Un « échos » chimique de la vie ancienne
La technique de détection de l’équipe a également permis d’identifier une différence nette entre la détection des molécules biologiques dans les échantillons anciens et récents. Les échantillons les plus récents, datant des 500 derniers millions d’années, conservent de fortes traces biologiques. Pour les roches âgées de 500 millions à 2,5 milliards d’années, environ deux tiers présentent encore des signatures de vie. En revanche, pour les roches de plus de 2,5 milliards d’années, seulement 47 % conservent des traces détectables de vie.
Pour chaque échantillon, le modèle indiquait alors un score de probabilité pour établir l’origine des molécules. Un score supérieur à 60 % pour la catégorie « biotique » était considéré comme fortement significatif. Les échantillons de Josefsdal et de Gamohaan avaient de hauts scores de probabilité.
« Nos résultats montrent que la vie ancienne laisse derrière elle plus que des fossiles ; elle laisse des « échos » chimiques. Grâce à l’apprentissage automatique, nous pouvons désormais interpréter ces échos de manière fiable pour la première fois », indique Hazen.

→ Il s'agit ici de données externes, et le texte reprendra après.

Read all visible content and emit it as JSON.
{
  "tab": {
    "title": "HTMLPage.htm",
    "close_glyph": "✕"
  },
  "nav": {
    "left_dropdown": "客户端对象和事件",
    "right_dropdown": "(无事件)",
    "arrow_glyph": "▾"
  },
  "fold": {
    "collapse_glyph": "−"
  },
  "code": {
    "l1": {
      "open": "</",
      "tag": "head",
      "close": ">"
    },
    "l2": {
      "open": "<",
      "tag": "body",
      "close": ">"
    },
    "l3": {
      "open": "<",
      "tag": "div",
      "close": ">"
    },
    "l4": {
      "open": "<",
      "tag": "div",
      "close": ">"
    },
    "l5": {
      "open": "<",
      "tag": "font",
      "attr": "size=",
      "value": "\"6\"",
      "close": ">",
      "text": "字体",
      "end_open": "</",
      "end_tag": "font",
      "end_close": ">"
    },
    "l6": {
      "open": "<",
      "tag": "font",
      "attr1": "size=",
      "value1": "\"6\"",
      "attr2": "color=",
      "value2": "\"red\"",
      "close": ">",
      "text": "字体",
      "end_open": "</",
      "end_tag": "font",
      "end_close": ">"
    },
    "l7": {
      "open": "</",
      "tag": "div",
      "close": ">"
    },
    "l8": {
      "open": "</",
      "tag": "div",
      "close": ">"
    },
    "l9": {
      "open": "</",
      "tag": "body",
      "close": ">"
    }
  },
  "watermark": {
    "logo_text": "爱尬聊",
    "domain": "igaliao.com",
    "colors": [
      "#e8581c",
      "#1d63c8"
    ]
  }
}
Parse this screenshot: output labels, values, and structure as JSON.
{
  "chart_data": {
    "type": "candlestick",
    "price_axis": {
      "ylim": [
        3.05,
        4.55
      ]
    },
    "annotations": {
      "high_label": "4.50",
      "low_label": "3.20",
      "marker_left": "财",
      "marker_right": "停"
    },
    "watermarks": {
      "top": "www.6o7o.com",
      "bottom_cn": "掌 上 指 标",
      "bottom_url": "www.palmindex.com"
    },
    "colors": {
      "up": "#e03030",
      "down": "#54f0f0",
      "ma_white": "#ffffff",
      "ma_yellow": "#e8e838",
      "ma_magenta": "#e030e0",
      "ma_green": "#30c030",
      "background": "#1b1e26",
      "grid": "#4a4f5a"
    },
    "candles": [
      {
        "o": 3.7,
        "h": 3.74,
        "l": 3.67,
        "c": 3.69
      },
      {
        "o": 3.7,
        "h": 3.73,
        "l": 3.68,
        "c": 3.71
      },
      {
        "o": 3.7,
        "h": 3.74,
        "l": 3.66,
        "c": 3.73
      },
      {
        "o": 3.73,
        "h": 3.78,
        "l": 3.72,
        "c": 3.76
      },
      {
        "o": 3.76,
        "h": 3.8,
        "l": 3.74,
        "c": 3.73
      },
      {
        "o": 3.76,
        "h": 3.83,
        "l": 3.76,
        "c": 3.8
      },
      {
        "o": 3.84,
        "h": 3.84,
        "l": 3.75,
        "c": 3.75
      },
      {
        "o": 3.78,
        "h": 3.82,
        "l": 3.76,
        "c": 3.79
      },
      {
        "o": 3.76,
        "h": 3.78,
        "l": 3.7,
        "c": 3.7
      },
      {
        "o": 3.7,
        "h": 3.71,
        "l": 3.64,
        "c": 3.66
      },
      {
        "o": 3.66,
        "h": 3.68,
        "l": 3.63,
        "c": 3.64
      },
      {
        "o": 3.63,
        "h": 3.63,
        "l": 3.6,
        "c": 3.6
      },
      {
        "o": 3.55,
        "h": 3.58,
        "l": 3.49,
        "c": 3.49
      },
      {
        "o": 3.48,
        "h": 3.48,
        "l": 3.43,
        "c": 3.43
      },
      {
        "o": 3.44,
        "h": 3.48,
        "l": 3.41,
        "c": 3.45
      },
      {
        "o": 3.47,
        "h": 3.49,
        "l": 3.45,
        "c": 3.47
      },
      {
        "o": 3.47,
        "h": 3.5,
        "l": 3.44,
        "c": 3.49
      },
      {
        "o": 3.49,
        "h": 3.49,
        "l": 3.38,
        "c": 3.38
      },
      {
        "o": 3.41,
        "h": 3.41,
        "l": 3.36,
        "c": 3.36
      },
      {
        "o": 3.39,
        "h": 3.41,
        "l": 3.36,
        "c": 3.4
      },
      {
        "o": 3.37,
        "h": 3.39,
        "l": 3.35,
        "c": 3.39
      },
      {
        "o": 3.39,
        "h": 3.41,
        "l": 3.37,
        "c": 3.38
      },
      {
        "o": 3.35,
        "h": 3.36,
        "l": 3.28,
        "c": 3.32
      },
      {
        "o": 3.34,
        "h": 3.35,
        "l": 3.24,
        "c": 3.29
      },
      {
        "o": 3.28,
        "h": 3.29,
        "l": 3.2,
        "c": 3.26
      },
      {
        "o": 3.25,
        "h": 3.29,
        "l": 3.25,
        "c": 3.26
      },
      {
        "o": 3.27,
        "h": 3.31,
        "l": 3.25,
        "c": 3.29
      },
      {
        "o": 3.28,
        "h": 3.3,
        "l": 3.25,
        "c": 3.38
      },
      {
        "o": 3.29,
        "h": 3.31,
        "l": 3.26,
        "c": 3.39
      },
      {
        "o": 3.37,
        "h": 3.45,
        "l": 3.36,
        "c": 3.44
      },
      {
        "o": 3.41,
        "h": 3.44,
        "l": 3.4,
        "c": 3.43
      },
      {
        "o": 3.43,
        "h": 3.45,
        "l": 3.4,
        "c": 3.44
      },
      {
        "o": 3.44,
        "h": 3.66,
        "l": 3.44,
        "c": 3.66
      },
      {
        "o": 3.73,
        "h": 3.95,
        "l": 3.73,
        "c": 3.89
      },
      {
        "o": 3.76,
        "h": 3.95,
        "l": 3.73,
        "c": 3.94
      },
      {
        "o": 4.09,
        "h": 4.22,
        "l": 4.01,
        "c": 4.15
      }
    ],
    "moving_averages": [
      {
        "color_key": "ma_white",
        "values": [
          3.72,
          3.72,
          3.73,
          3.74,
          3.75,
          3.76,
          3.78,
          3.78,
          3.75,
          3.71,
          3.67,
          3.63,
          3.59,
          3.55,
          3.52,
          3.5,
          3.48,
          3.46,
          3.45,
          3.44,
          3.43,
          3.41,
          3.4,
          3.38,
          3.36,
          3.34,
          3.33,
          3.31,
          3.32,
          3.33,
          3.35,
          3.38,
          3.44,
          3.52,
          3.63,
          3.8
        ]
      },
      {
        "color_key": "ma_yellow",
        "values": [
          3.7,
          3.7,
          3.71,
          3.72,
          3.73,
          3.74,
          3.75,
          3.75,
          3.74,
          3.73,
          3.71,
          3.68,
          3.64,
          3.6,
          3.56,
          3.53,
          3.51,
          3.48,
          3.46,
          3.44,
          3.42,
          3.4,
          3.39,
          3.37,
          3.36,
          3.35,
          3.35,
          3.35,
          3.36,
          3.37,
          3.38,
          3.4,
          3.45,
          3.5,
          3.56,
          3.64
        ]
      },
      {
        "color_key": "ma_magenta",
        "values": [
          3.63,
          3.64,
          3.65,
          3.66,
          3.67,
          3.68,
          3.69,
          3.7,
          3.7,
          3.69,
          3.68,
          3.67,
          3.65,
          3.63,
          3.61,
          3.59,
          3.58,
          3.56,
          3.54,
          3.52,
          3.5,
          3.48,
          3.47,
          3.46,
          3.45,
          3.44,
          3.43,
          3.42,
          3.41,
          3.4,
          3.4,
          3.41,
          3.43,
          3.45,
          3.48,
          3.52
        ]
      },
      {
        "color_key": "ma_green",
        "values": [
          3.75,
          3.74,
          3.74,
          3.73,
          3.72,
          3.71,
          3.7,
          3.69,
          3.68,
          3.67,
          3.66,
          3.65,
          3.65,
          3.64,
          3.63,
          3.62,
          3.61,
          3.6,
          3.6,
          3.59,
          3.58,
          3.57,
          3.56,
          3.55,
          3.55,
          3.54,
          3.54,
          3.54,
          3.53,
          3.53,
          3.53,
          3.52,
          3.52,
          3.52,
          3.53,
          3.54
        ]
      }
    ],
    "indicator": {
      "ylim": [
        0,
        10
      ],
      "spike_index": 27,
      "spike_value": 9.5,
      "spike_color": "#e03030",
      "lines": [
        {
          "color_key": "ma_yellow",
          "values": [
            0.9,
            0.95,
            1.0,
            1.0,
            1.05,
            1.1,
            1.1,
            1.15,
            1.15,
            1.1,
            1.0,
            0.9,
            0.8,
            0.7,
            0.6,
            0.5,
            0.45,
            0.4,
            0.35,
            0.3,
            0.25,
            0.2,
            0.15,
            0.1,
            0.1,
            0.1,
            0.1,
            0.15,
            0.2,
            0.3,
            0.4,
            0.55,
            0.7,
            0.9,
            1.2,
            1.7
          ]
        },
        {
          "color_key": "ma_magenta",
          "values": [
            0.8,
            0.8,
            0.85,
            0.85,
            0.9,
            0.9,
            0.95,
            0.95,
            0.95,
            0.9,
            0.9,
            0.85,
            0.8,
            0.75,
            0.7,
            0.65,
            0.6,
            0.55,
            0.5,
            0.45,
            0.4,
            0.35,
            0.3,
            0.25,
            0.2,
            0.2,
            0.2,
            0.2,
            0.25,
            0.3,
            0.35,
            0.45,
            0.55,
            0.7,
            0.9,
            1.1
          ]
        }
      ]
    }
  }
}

Toutefois, pour véritablement éprouver son efficacité, la technique doit être utilisée sur des échantillons plus vastes, précisent les chercheurs. Certains de ceux analysés présentaient encore des scores de probabilité moyens qui ne permettent pas de tirer de conclusions définitives. L’équipe prévoit à la prochaine étape d’affiner le modèle en explorant différents types d’apprentissage automatique et en le testant sur des roches provenant de déserts terrestres semblables à ceux de Mars.